Only one man has hit more than 221 homers in a White Sox uniform (Frank Thomas).

Only two men have had more than 1,000 RBI as White Sox (Thomas and Luke Appling).

Only two pitchers have ever won 200 games for the Sox (Red Faber and Ted Lyons). Neither played after World War II.

Since the 1972 season, only one White Sox pitcher has struck out more than 200 batters in a season (Esteban Loaiza).

When White Sox fans voted for their all-century team in 2000, they picked 18 everyday players. Of those 18, 11 hit fewer than 100 home runs in their entire White Sox careers! Welcome aboard, Chico Carrasquel, Guillen and Jim Landis (career .250).

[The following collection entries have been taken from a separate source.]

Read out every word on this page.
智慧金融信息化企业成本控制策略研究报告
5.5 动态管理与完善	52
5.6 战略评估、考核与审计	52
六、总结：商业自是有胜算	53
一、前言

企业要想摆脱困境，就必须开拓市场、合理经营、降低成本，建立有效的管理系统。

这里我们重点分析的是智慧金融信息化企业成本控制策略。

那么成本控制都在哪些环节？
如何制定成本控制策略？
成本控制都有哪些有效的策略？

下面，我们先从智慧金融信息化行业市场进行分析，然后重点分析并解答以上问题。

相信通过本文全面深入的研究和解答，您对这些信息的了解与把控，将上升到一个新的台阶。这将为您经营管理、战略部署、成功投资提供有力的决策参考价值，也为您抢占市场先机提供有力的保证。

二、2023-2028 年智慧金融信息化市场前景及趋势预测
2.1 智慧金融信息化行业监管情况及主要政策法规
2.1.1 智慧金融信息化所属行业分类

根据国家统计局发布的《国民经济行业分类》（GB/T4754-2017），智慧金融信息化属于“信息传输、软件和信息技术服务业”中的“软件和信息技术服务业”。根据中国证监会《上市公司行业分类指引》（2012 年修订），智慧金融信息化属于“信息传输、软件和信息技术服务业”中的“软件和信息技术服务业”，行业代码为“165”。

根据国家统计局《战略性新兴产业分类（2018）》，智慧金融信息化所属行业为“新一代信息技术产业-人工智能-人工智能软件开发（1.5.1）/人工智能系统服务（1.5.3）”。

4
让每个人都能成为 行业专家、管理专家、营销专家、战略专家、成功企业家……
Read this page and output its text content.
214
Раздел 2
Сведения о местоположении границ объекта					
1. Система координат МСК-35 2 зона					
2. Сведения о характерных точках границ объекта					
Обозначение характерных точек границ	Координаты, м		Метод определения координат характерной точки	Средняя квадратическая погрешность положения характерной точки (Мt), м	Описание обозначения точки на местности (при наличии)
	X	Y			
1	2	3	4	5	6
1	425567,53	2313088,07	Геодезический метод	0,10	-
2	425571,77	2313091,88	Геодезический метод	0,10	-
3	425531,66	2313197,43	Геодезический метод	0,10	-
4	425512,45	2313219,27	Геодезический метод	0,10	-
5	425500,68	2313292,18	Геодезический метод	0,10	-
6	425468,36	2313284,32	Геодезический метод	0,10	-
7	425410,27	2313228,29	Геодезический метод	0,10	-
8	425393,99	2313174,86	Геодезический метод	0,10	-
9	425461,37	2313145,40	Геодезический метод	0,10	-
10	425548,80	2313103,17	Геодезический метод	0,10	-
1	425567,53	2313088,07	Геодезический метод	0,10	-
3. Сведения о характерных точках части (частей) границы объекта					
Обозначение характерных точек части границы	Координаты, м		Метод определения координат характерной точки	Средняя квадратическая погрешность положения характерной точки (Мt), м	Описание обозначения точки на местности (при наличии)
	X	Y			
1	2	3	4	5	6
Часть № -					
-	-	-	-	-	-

Gary Peters (91-78) was one of the nine all-century White Sox pitchers. Talk about being hard up for legends.

Finally, in an act of (alarming) forgiveness, three of the eight Black Sox were voted onto that 27-man all-century team.

True to the White Sox' ironic history, the man who holds the team's single-season records for home runs, RBI, total bases and extra-base hits was only in Chicago for two years: Albert Belle.

So, it's not a conspiracy that the White Sox have gotten so little attention for so long. At least the Cubs had stars who stayed at Wrigley Field long enough to have an identity. In the last 50 years, half the Cubs' history, Ernie Banks, Sammy Sosa, Billy Williams, Ron Santo, Ryan Sandberg and Mark Grace all had more than 1,000 RBI in their Wrigley years.

No wonder the hard core of White Sox fans, loyal as it is, remains so small. Even this year, with the White Sox winning 99 games and sitting in first place every day of the season, the Nats outdrew them by 4,804 per game.

Of course, U.S. Cellular Field, with its vertigo-inducing 38-degree slope in the upper decks, does not help. When the White Sox' new home opened in 1991, it was the first of the "new wave" of ballparks. Not bad, everybody said. The next year, Camden Yards opened and Chicago's new yard was instantly out of style. Talk about White Sox luck.

At least since the White Sox have finally won the club's first Series since 1917, the franchise's despicable anonymity can start to end. (Did somebody around here pick the Astros?) Those in search of White Sox omens certainly don't have far to look. Last season's champions, the Red Sox, had not won a Series since 1918.

The bizarre linkage between the two Sox is hard to miss. The Red Sox were adored and endured by New England for a century. The White Sox were ignored by the Midwest, in favor of various Cards and Cubs, for just as long.

Now, finally, the world's smallest bandwagon is accepting passengers. All you need to get a seat is prove that your White Sox loyalty is more than a month old. Name any of the three Sox managers in the 12 years before Ozzie Guillen arrived last year.

Tick tock, tick tock. Time's up.

Gene Lamont, Terry Bevington and Jerry Manuel are delighted to welcome all three of you aboard.